// the find
zhouhaoyi/Informer2020
The GitHub repository for the paper "Informer" accepted by AAAI 2021.
Reference implementation for the AAAI'21 Best Paper that introduced ProbSparse attention — a way to make Transformers practical for long-horizon time series forecasting by approximating full attention in O(L log L) instead of O(L²). This is a research artifact, not a library. If you're doing academic work on time series transformers, this is the canonical starting point everyone else cites.
ProbSparse attention is a real algorithmic contribution: sampling the top-u queries by KL divergence from the uniform distribution is clever and well-motivated in the paper. The distilling operation (halving the sequence length between encoder layers) compounds the efficiency gain in a way that's clean to follow in the code. Docker + Makefile setup means you can actually reproduce the paper's numbers without archaeology. The argument table in the README is thorough — you won't be guessing what half the CLI flags do.
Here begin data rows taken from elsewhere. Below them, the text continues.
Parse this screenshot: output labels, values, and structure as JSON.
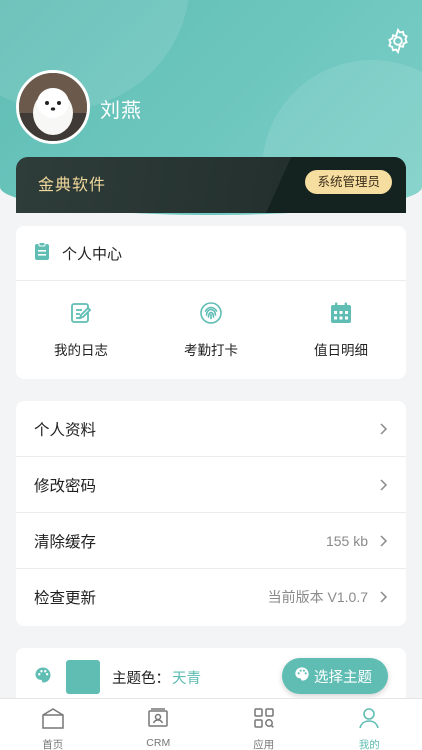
{
  "profile": {
    "name": "刘燕"
  },
  "company": {
    "name": "金典软件",
    "role": "系统管理员"
  },
  "personal_center": {
    "title": "个人中心",
    "items": [
      {
        "label": "我的日志",
        "icon": "edit-note-icon"
      },
      {
        "label": "考勤打卡",
        "icon": "fingerprint-icon"
      },
      {
        "label": "值日明细",
        "icon": "calendar-icon"
      }
    ]
  },
  "menu": {
    "profile": {
      "label": "个人资料"
    },
    "password": {
      "label": "修改密码"
    },
    "cache": {
      "label": "清除缓存",
      "value": "155 kb"
    },
    "update": {
      "label": "检查更新",
      "value": "当前版本 V1.0.7"
    }
  },
  "theme": {
    "label": "主题色：",
    "value": "天青",
    "button": "选择主题",
    "color": "#5fbdb4"
  },
  "tabs": [
    {
      "label": "首页",
      "icon": "home-icon"
    },
    {
      "label": "CRM",
      "icon": "crm-icon"
    },
    {
      "label": "应用",
      "icon": "apps-icon"
    },
    {
      "label": "我的",
      "icon": "user-icon",
      "active": true
    }
  ],
  "colors": {
    "accent": "#5fbdb4",
    "badge": "#f6dda0",
    "dark_card": "#1e2a28"
  }
}
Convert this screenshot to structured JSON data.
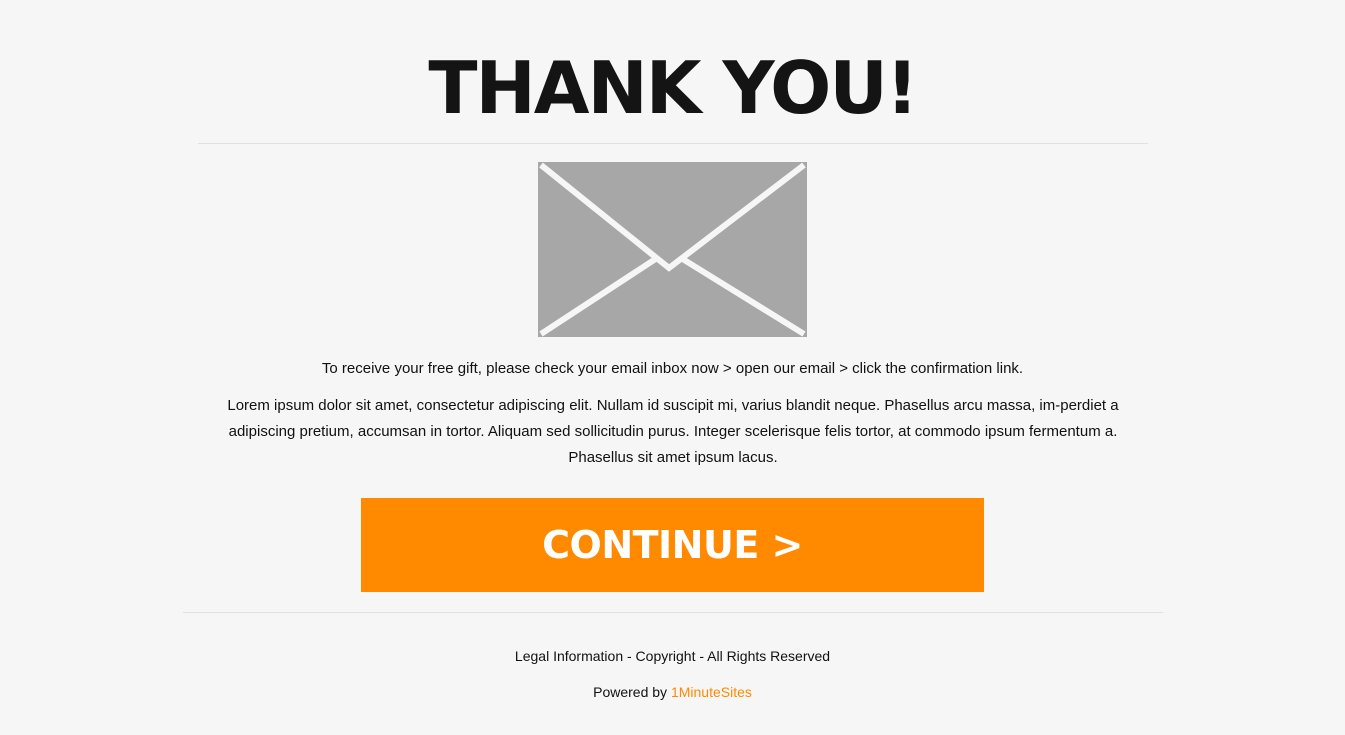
{
  "page": {
    "title": "THANK YOU!",
    "lead_text": "To receive your free gift, please check your email inbox now > open our email > click the confirmation link.",
    "body_text": "Lorem ipsum dolor sit amet, consectetur adipiscing elit. Nullam id suscipit mi, varius blandit neque. Phasellus arcu massa, im-perdiet a adipiscing pretium, accumsan in tortor. Aliquam sed sollicitudin purus. Integer scelerisque felis tortor, at commodo ipsum fermentum a. Phasellus sit amet ipsum lacus."
  },
  "icon": {
    "name": "envelope-icon",
    "color": "#a7a7a7"
  },
  "cta": {
    "label": "CONTINUE >",
    "color": "#ff8a00"
  },
  "footer": {
    "legal": "Legal Information - Copyright - All Rights Reserved",
    "powered_prefix": "Powered by",
    "powered_link": "1MinuteSites",
    "link_color": "#ff8a00"
  }
}
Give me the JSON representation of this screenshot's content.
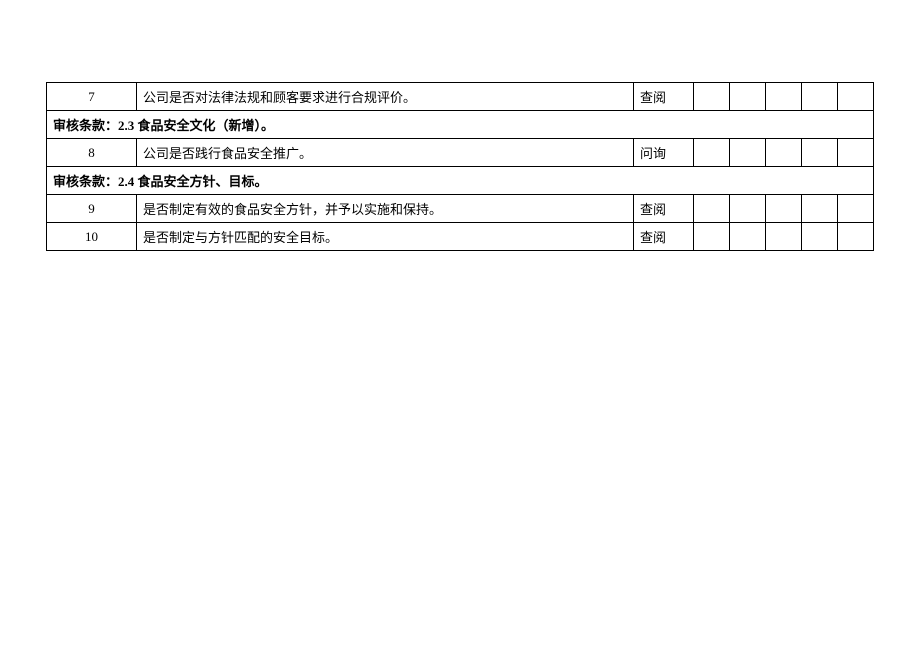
{
  "rows": [
    {
      "type": "item",
      "num": "7",
      "desc": "公司是否对法律法规和顾客要求进行合规评价。",
      "method": "查阅"
    },
    {
      "type": "section",
      "label": "审核条款：2.3 食品安全文化（新增）。"
    },
    {
      "type": "item",
      "num": "8",
      "desc": "公司是否践行食品安全推广。",
      "method": "问询"
    },
    {
      "type": "section",
      "label": "审核条款：2.4 食品安全方针、目标。"
    },
    {
      "type": "item",
      "num": "9",
      "desc": "是否制定有效的食品安全方针，并予以实施和保持。",
      "method": "查阅"
    },
    {
      "type": "item",
      "num": "10",
      "desc": "是否制定与方针匹配的安全目标。",
      "method": "查阅"
    }
  ]
}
Pinned to Python 3.6 and PyTorch 1.2/1.8 — these are five-plus years old; you'll spend time fighting dependency conflicts before you write a line of your own code. The promised 'Informer V2' announcement (March 2023) never shipped, which is a bad sign for continued development. Subsequent papers (PatchTST, iTransformer, TimesNet) have largely outperformed Informer on the same ETT benchmarks it was evaluated on, so adopting this architecture for production forecasting now is questionable. License is CC BY-NC-SA, which means no commercial use — easy to miss.